Location: Cleveland, Ohio
The potatoes are ugly. Shrivelled, with powdery, puckered skins. Knobbed with ghostly growing fingerlike sprouts. In other times, I’d probably throw them away. But peeled and chunked, they look all right. I steam them until a poke with fork breaks them into fluffy clumps.
I am making rats—my great-grandmother’s name for a type of gnocchi, rolled by thumb into a distinctive shape, like squashed little pillows. As a child, I loved to horrify friends by nonchalantly telling them rats were my favourite things to eat. No one in our family has any real idea where the name came from. My mom and I, swapping Instagram videos of women in Italy making pasta, saw someone using the same motion to make raschiatelli—a different sort of rat?—but Googling revealed they are a type of cavatelli, and the recipe is completely different.
I haven’t made them in nearly five years; not since my son was born.

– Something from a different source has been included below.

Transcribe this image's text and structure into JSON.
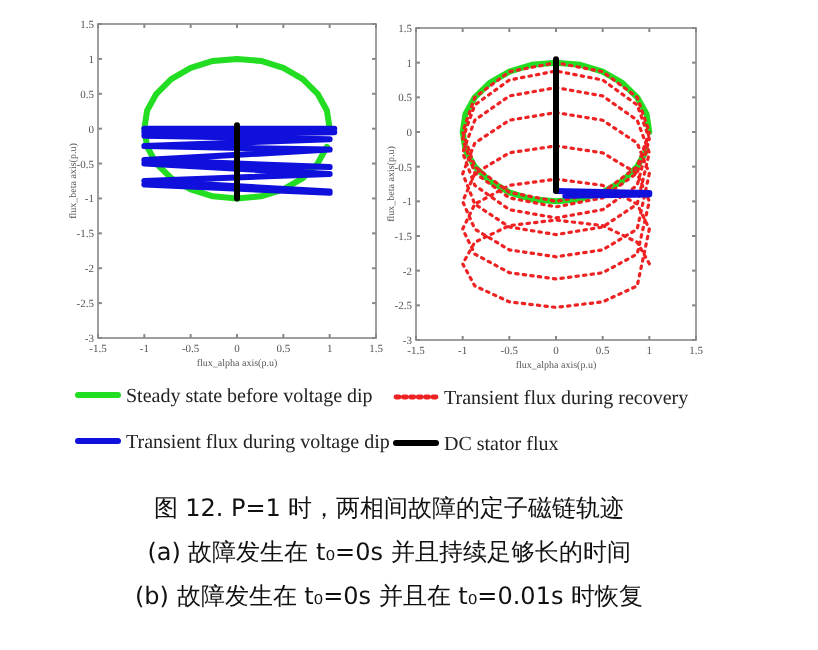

Too time-consuming, too fussy. Now, of course, those negatives are bonuses—anything to fill the hours. And I was hungry for something. I didn’t quite know what. In the early days of the stay-at-home time, jittering with nervous energy and disbelief, I kept clicking on links to recipes promising comfort. How absurd, really, to think that some specific combination of ingredients could offer any sort of comfort during catastrophic collapse, but I couldn’t help it. And just as absurdly, the recipes made me irrationally mad. There was the obvious aggravation: food writers, trendily besotted with heritage beans and imported tinned fish, sheltering with optimised pantries stockpiled with magical semi-esoteric ingredients, were clearly living in an intensified version of their usual alternate food reality. I had plenty, myself, but I did not have what they had, and that gap—in other times something I find both aspirational and exasperating—had a newly bitter edge.

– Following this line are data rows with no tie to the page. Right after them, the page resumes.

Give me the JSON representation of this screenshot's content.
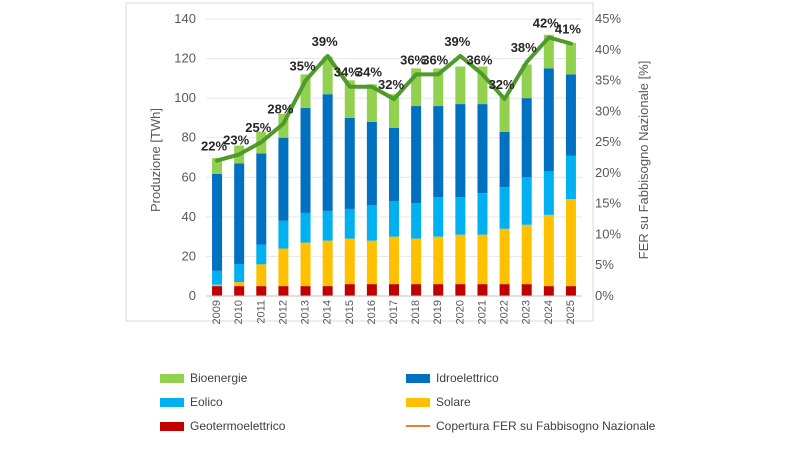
{
  "chart_data": {
    "type": "bar",
    "stacked": true,
    "categories": [
      "2009",
      "2010",
      "2011",
      "2012",
      "2013",
      "2014",
      "2015",
      "2016",
      "2017",
      "2018",
      "2019",
      "2020",
      "2021",
      "2022",
      "2023",
      "2024",
      "2025"
    ],
    "series": [
      {
        "name": "Geotermoelettrico",
        "color": "#C00000",
        "values": [
          5,
          5,
          5,
          5,
          5,
          5,
          6,
          6,
          6,
          6,
          6,
          6,
          6,
          6,
          6,
          5,
          5
        ]
      },
      {
        "name": "Solare",
        "color": "#FFC000",
        "values": [
          0.7,
          2,
          11,
          19,
          22,
          23,
          23,
          22,
          24,
          23,
          24,
          25,
          25,
          28,
          30,
          36,
          44
        ]
      },
      {
        "name": "Eolico",
        "color": "#00B0F0",
        "values": [
          7,
          9,
          10,
          14,
          15,
          15,
          15,
          18,
          18,
          18,
          20,
          19,
          21,
          21,
          24,
          22,
          22
        ]
      },
      {
        "name": "Idroelettrico",
        "color": "#0070C0",
        "values": [
          49,
          51,
          46,
          42,
          53,
          59,
          46,
          42,
          37,
          49,
          46,
          47,
          45,
          28,
          40,
          52,
          41
        ]
      },
      {
        "name": "Bioenergie",
        "color": "#92D050",
        "values": [
          8,
          9,
          11,
          12,
          17,
          19,
          19,
          19,
          17,
          19,
          19,
          19,
          19,
          18,
          17,
          17,
          16
        ]
      }
    ],
    "line": {
      "name": "Copertura FER su Fabbisogno Nazionale",
      "axis": "right",
      "color": "#4E9A2A",
      "values": [
        22,
        23,
        25,
        28,
        35,
        39,
        34,
        34,
        32,
        36,
        36,
        39,
        36,
        32,
        38,
        42,
        41
      ],
      "labels": [
        "22%",
        "23%",
        "25%",
        "28%",
        "35%",
        "39%",
        "34%",
        "34%",
        "32%",
        "36%",
        "36%",
        "39%",
        "36%",
        "32%",
        "38%",
        "42%",
        "41%"
      ]
    },
    "ylabel": "Produzione [TWh]",
    "ylim": [
      0,
      140
    ],
    "yticks": [
      "0",
      "20",
      "40",
      "60",
      "80",
      "100",
      "120",
      "140"
    ],
    "y2label": "FER su Fabbisogno Nazionale [%]",
    "y2lim": [
      0,
      45
    ],
    "y2ticks": [
      "0%",
      "5%",
      "10%",
      "15%",
      "20%",
      "25%",
      "30%",
      "35%",
      "40%",
      "45%"
    ],
    "legend": {
      "position": "bottom",
      "items": [
        {
          "label": "Bioenergie",
          "color": "#92D050",
          "shape": "box"
        },
        {
          "label": "Idroelettrico",
          "color": "#0070C0",
          "shape": "box"
        },
        {
          "label": "Eolico",
          "color": "#00B0F0",
          "shape": "box"
        },
        {
          "label": "Solare",
          "color": "#FFC000",
          "shape": "box"
        },
        {
          "label": "Geotermoelettrico",
          "color": "#C00000",
          "shape": "box"
        },
        {
          "label": "Copertura FER su Fabbisogno Nazionale",
          "color": "#ED7D31",
          "shape": "line"
        }
      ]
    }
  }
}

A bowl of beans; a poundcake; endless loaves of sourdough bread. I felt like a small child, shaking my head no, no, no, irrationally wanting someone to offer me the just-right thing.

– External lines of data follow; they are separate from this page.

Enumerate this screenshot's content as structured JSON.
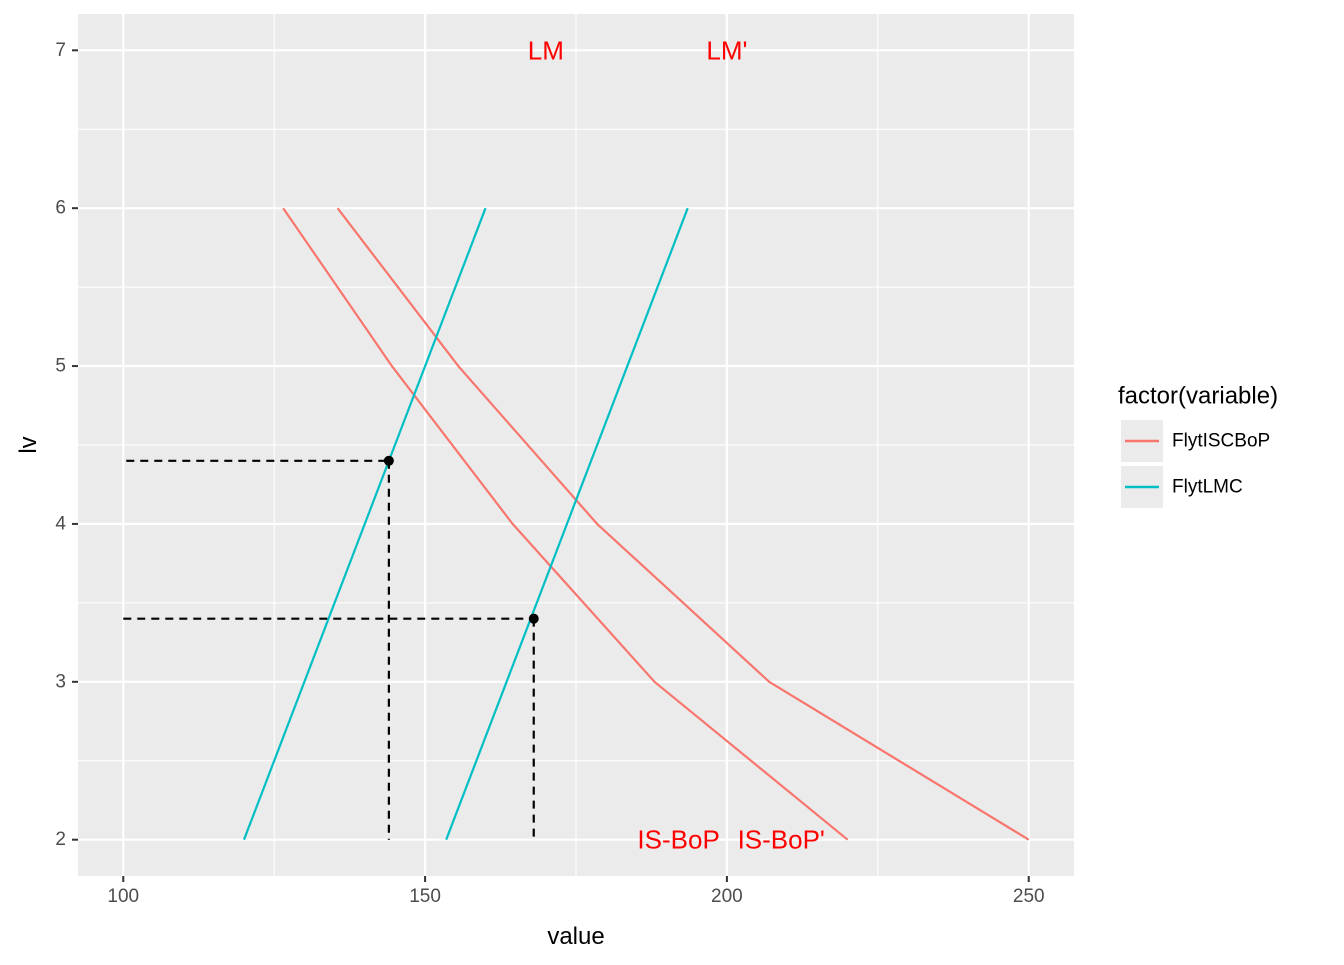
{
  "chart_data": {
    "type": "line",
    "title": "",
    "xlabel": "value",
    "ylabel": "lv",
    "xlim": [
      92.5,
      257.5
    ],
    "ylim": [
      1.77,
      7.23
    ],
    "x_ticks": [
      100,
      150,
      200,
      250
    ],
    "y_ticks": [
      2,
      3,
      4,
      5,
      6,
      7
    ],
    "x_tick_labels": [
      "100",
      "150",
      "200",
      "250"
    ],
    "y_tick_labels": [
      "2",
      "3",
      "4",
      "5",
      "6",
      "7"
    ],
    "grid": true,
    "legend": {
      "title": "factor(variable)",
      "placement": "right",
      "entries": [
        {
          "name": "FlytISCBoP",
          "color": "#F8766D"
        },
        {
          "name": "FlytLMC",
          "color": "#00BFC4"
        }
      ]
    },
    "series": [
      {
        "name": "FlytISCBoP",
        "color": "#F8766D",
        "points": [
          [
            126.5,
            6
          ],
          [
            144.5,
            5
          ],
          [
            164.5,
            4
          ],
          [
            188,
            3
          ],
          [
            220,
            2
          ]
        ]
      },
      {
        "name": "FlytISCBoP",
        "color": "#F8766D",
        "points": [
          [
            135.5,
            6
          ],
          [
            155.5,
            5
          ],
          [
            178.5,
            4
          ],
          [
            207,
            3
          ],
          [
            250,
            2
          ]
        ]
      },
      {
        "name": "FlytLMC",
        "color": "#00BFC4",
        "points": [
          [
            120,
            2
          ],
          [
            160,
            6
          ]
        ]
      },
      {
        "name": "FlytLMC",
        "color": "#00BFC4",
        "points": [
          [
            153.5,
            2
          ],
          [
            193.5,
            6
          ]
        ]
      }
    ],
    "equilibrium_points": [
      {
        "x": 144,
        "y": 4.4
      },
      {
        "x": 168,
        "y": 3.4
      }
    ],
    "guide_lines": [
      {
        "from": [
          100.5,
          4.4
        ],
        "to": [
          144,
          4.4
        ]
      },
      {
        "from": [
          144,
          4.4
        ],
        "to": [
          144,
          2
        ]
      },
      {
        "from": [
          100,
          3.4
        ],
        "to": [
          168,
          3.4
        ]
      },
      {
        "from": [
          168,
          3.4
        ],
        "to": [
          168,
          2
        ]
      }
    ],
    "annotations": [
      {
        "text": "LM",
        "x": 170,
        "y": 7,
        "color": "#FF0000"
      },
      {
        "text": "LM'",
        "x": 200,
        "y": 7,
        "color": "#FF0000"
      },
      {
        "text": "IS-BoP",
        "x": 192,
        "y": 2,
        "color": "#FF0000"
      },
      {
        "text": "IS-BoP'",
        "x": 209,
        "y": 2,
        "color": "#FF0000"
      }
    ]
  }
}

But more upsetting was the fact that none of their recipes said comfort to me—me personally, me selfishly, me sitting in my house, reading articles about the average timespan between the appearance of a cough and intubation, the numbers of ventilators and ICU beds. A bowl of beans; a poundcake; endless loaves of sourdough bread. I felt like a small child, shaking my head no, no, no, irrationally wanting someone to offer me the just-right thing.
Rats were a treat. Gram made them for us in her shabby little kitchen. Always one potato per person (it was a cheap meal), but there were a lot of us, and it was an enormous amount of work. She peeled potato after potato with a plastic knife and boiled them in a big cheap pot, then pushed them through the ricer into a heaping, steaming pile. She’d dump in flour while the potatoes were still screaming hot, and put her hands in to mix it all into dough, impervious to the heat. Then she’d roll it out into long snakes, slicing it fast into inch oblongs we’d push with our thumbs on the floury boards she laid on top of the Formica counter. There would be tray after tray of rats, nested on floured cotton dishcloths, ready to drop into boiling water. As soon as they floated to the top, she’d scoop them out into the heavy ceramic bowl with its puddle of tomato sauce. I probably ate thousands of rats as a kid.
I rice the potatoes and let them cool a bit (I don’t have Gram’s asbestos hands). I start adding flour; I cheat and add an egg to help things come together. The flour is always a guess, depending on the potatoes. There has to be just enough flour for the dough to hold together when the rats are cooked. Too much makes them leaden. Too little, and they dissolve into a cloudy broth of potato particles. And you only get them right by making them again and again and learning what the dough should feel like—firm but soft, not sticky, but not dry.
My rats are not perfect. A few dissolve; the water clouds. Some are gummy. But a few are just right—tender and pillowy. I eat them with my mom’s tomato sauce, another beloved food I can’t quite replicate, because she uses different ingredients every time and adjusts it by taste according to whatever best suits our moods and noodles, and add a small heap of grated parmesan.
As I eat, I think about recipes. The recipes I click on, even now, are written by people who have everything they need, and most of what they want. They can let five bananas brown for banana bread, use a pound of premium chocolate for cookies, spend whatever to get the wild salmon or the tin of imported tuna to eat on seeded crackers. Even the beans are a luxury item. But I don’t want those things right now. The food that comforts me was made by people—women, mostly—who lived within hard limits. Within those limits, they mastered the sort of cooking a recipe can’t help you with, and that was the comfort: knowing that you could take sprouted potatoes and flour and a few tomatoes and time, and turn it into something that fed the whole family, that held them until the next meal.